Ketika langit mulai gelap dan jam menunjukkan angka 7, dua kakak laki-lakiku yang lain masuk ke rumah dengan pakaian rapi dan helm yang menempel di kepala mereka dari pintu belakang. "Motor Riri Iyo mana?!" serunya kepada semua penghuni rumah termasuk aku yang kebetulan sedang berkumpul di ruang keluarga. "Hah? ilang?" ucap salah satu dari kami.
"Ada yang make kali, Riri make nggak?" ucap mama.
Tiba-tiba Riri keluar dari kamar mama, "nggak, seharian ini Riri nggak make motor!" gumam riri panik. "Fuda kali?" saat itu juga Riri menangis. Memikirkan nasibnya tanpa motor.
Ya ampun, disini yang repot bukan kamu aja, situ juga nggak pernah ngunci gerbang 'kan? dasar ABG labil, gerutuku dalam hati.
"Fuda belum pulang, motornya juga nggak ada, jadi nggak mungkin fuda deh kayanya," ujar Dali--kakak tepat diatasku.
"Mungkin aja, coba telpon Fuda deh!" seru mama dengan wajah kesalnya. Ketika Dali menghubungi Fuda, mama meneruskan omelannya dan berkali-kali menyalahkan anak-anaknya yang kurang peduli untuk mengunci pintu dan gerbang tiap malam dan kebiasan anak laki-lakinya yang pulang terlalu malam bahkan sampai pagi, meskipun semuanya beralasan.
Kami sudah mulai berinisiatif untuk melaporkan kejadian ini ke polisi, namun setelah menghubungi kakak tertuaku, dia menyarankan untuk tenang dan lebih baik melaporkan kejadian ini besok berhubung tenggang waktu melapor maksimal 3 hari setelah peristiwa terjadi.
Ketika kondisi mulai sedikit tenang, Dali dan Jaza--dua kakak yang pertama kali mengetahui peristiwa tersebut--menaiki motor Jaza menuju Café Mr.U'U seperti malam-malam sebelumnya. Kini sudah menjadi rutinitas mereka mengunjungi café milik Jaza dan kedua temannya itu untuk mengecek kondisi sekaligus menjaganya sampai tengah malam bahkan sampai subuh. Kebiasaan itulah yang tadi sempat menjadi bahan omelan mama.
Beberapa menit kemudian kedua pria berjenggot tipis itu kembali sambil membawa berita mengagetkan. "ma, motornya ketemu ma!" teriak Jaza.
"Hah? ketemu malingnya?" ucap seseorang dari kami yang masih ribut di ruang keluarga.
Aku berjalan mendekati kedua pria itu dan melihat Dali berjalan ke arah yang berlawanan dengan senyum melebar.
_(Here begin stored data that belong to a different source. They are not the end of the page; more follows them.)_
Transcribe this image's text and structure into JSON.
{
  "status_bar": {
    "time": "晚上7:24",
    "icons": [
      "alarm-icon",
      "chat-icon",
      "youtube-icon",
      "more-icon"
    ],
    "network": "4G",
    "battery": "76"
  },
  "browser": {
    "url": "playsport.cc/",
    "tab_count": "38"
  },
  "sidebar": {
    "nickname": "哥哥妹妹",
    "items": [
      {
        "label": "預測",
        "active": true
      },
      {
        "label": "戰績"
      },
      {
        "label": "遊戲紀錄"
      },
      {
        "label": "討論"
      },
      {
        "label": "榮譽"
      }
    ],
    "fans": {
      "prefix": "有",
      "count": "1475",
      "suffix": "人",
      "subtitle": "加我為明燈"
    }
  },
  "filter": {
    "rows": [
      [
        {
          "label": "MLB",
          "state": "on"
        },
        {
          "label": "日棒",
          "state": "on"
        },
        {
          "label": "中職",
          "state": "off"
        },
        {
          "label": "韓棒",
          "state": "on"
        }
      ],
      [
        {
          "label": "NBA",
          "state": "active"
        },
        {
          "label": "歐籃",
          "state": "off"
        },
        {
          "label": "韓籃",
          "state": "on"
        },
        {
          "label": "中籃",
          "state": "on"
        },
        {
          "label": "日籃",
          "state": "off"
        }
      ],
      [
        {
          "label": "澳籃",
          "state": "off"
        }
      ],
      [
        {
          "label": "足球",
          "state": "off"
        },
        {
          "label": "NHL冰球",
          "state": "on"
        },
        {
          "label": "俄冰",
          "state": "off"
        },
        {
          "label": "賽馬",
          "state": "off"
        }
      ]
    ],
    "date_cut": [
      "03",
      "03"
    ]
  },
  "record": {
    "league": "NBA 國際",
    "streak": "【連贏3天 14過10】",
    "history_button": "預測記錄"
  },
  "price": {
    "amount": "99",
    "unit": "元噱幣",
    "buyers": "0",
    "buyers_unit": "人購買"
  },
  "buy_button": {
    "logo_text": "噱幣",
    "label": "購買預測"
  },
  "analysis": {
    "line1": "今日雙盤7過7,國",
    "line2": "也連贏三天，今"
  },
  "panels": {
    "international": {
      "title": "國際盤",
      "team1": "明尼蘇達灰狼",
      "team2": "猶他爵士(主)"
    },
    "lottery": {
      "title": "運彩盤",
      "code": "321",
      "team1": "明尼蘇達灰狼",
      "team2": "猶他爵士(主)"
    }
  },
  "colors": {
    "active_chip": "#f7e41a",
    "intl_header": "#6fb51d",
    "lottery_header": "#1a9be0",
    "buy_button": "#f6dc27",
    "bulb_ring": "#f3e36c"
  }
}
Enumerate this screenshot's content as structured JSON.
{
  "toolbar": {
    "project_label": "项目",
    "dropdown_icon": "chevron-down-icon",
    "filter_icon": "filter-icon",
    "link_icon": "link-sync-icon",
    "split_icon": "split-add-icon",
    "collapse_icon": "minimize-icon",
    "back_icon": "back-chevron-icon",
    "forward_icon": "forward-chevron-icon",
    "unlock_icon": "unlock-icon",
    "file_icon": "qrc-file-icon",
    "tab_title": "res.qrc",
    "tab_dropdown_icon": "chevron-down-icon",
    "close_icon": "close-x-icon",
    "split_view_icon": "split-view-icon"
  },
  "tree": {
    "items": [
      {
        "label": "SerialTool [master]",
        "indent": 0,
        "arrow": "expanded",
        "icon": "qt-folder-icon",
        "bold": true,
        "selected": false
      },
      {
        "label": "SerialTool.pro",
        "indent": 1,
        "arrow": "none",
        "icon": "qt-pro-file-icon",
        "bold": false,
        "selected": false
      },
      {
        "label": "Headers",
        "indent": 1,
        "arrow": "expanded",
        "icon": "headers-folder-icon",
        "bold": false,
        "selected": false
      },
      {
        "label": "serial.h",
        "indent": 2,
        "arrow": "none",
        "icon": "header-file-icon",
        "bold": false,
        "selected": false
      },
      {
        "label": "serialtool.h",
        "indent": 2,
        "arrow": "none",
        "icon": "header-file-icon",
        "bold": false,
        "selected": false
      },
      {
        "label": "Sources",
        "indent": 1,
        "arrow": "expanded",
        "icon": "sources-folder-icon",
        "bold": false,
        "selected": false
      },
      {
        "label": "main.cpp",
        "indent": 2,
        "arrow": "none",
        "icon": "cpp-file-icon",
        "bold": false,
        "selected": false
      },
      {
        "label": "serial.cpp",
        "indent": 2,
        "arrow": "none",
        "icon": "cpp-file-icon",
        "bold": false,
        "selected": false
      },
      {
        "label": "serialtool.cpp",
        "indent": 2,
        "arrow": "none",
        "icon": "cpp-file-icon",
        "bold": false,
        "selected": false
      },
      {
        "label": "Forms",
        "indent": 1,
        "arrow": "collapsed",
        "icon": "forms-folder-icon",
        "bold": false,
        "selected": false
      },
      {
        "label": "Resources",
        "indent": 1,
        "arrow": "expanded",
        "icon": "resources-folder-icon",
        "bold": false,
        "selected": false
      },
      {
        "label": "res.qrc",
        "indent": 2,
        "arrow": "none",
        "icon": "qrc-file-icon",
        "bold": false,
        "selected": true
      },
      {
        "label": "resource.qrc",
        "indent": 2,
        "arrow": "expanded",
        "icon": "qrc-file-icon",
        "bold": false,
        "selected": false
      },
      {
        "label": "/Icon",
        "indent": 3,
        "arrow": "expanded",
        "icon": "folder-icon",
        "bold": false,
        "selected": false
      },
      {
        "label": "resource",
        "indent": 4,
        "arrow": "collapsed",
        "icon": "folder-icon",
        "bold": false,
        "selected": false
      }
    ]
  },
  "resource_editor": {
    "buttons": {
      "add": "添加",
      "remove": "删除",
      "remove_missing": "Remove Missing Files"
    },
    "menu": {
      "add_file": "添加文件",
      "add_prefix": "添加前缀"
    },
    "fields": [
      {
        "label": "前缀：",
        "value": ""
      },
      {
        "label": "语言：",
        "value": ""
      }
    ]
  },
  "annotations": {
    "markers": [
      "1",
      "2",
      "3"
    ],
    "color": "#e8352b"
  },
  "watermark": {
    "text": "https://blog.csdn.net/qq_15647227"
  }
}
"Si Ucup ninggalin motornya di tukang fotokopian!" gumam Jaza sambil menunjuk Dali.
"lah, kok bisa?"
"iya, ucup tadi pas disuruh mama motokopi naik motor, pas pulangnya dia jalan kaki." ujar Jaza sambil berjalan ke ruang keluarga bersama pria dengan senyum yang memperlihatkan gigi-gigi besar di sebelahnya.
Aku memukuli pria berkumis di sebelah jaza itu pura-pura sambil tertawa. Semua penghuni rumah menyorakinya.
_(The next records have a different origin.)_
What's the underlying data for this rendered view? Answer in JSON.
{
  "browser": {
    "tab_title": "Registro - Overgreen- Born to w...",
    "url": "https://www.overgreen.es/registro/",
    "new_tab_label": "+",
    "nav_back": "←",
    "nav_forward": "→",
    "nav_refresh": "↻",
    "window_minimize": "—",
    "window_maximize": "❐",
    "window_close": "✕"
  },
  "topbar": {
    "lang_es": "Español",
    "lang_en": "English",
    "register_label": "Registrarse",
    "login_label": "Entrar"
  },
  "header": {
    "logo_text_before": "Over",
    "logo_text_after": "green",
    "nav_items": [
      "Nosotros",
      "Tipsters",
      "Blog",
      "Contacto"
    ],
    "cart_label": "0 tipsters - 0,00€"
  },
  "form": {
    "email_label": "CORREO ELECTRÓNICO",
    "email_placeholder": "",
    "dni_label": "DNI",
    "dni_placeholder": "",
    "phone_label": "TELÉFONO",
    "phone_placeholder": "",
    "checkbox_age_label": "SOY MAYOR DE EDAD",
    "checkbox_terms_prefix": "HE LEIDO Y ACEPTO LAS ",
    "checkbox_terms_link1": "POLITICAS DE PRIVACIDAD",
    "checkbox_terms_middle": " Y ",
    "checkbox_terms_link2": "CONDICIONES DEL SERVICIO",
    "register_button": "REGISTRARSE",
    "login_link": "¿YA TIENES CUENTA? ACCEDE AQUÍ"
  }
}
"Huaa... ucup nyebelin!" seru Riri dengan tangisannya yang semakin menjadi.
"laah, bersyukurlah, Ri, nggak jadi ilang!" ucapku sedikit jengkel dengan responnya yang berlebihan. "iya, harusnya bagus nggak jadi ilang," ucap kakak ke-2 menguatkan pendapatku. Namun ABG labil itu tetap menangis, entah apakah itu bahagia atau kesal.
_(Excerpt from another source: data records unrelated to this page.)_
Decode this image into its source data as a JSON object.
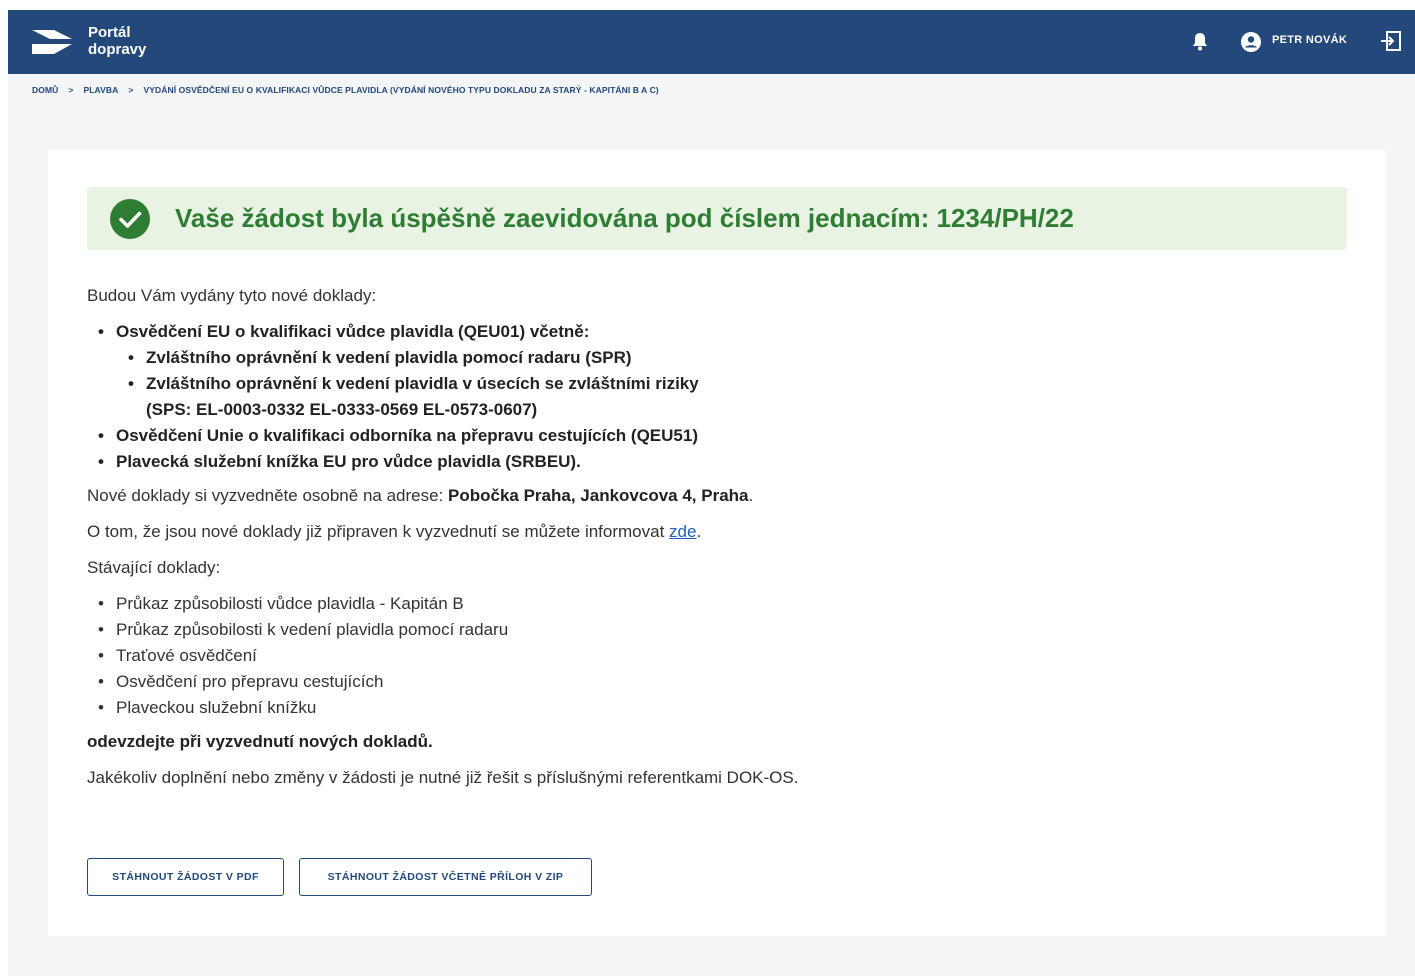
{
  "header": {
    "logo_line1": "Portál",
    "logo_line2": "dopravy",
    "user_name": "PETR NOVÁK",
    "icons": [
      "notification-bell-icon",
      "user-avatar-icon",
      "logout-icon"
    ]
  },
  "breadcrumb": {
    "items": [
      "DOMŮ",
      "PLAVBA",
      "VYDÁNÍ OSVĚDČENÍ EU O KVALIFIKACI VŮDCE PLAVIDLA (VYDÁNÍ NOVÉHO TYPU DOKLADU ZA STARÝ - KAPITÁNI B A C)"
    ],
    "separator": ">"
  },
  "success": {
    "message": "Vaše žádost byla úspěšně zaevidována pod číslem jednacím: 1234/PH/22",
    "icon": "check-circle-icon",
    "color": "#2e7d32",
    "background": "#e8f3e4"
  },
  "content": {
    "intro": "Budou Vám vydány tyto nové doklady:",
    "new_documents": {
      "item1": "Osvědčení EU o kvalifikaci vůdce plavidla (QEU01) včetně:",
      "sub1": "Zvláštního oprávnění k vedení plavidla pomocí radaru (SPR)",
      "sub2_line1": "Zvláštního oprávnění k vedení plavidla v úsecích se zvláštními riziky",
      "sub2_line2": "(SPS: EL-0003-0332 EL-0333-0569 EL-0573-0607)",
      "item2": "Osvědčení Unie o kvalifikaci odborníka na přepravu cestujících (QEU51)",
      "item3": "Plavecká služební knížka EU pro vůdce plavidla (SRBEU)."
    },
    "pickup_prefix": "Nové doklady si vyzvedněte osobně na adrese: ",
    "pickup_address": "Pobočka Praha, Jankovcova 4, Praha",
    "pickup_suffix": ".",
    "notify_prefix": "O tom, že jsou nové doklady již připraven k vyzvednutí se můžete informovat ",
    "notify_link": "zde",
    "notify_suffix": ".",
    "existing_title": "Stávající doklady:",
    "existing": [
      "Průkaz způsobilosti vůdce plavidla - Kapitán B",
      "Průkaz způsobilosti k vedení plavidla pomocí radaru",
      "Traťové osvědčení",
      "Osvědčení pro přepravu cestujících",
      "Plaveckou služební knížku"
    ],
    "return_note": "odevzdejte při vyzvednutí nových dokladů.",
    "changes_note": "Jakékoliv doplnění nebo změny v žádosti je nutné již řešit s příslušnými referentkami DOK-OS."
  },
  "buttons": {
    "download_pdf": "STÁHNOUT ŽÁDOST V PDF",
    "download_zip": "STÁHNOUT ŽÁDOST VČETNĚ PŘÍLOH V ZIP"
  },
  "colors": {
    "brand": "#22497a",
    "link": "#1d5fbf"
  }
}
"ucup ni emang.." ucap seseorang. Dali menimpalnya, "abis mama nyuruhnya pas ucup baru bangun tidur, masih blom bener-bener sadar."
***
Pengalaman hari ini menyadarkan semuanya untuk selalu mengunci pintu setiap malam dan jangan mengigau ketika di jalan. Selesai.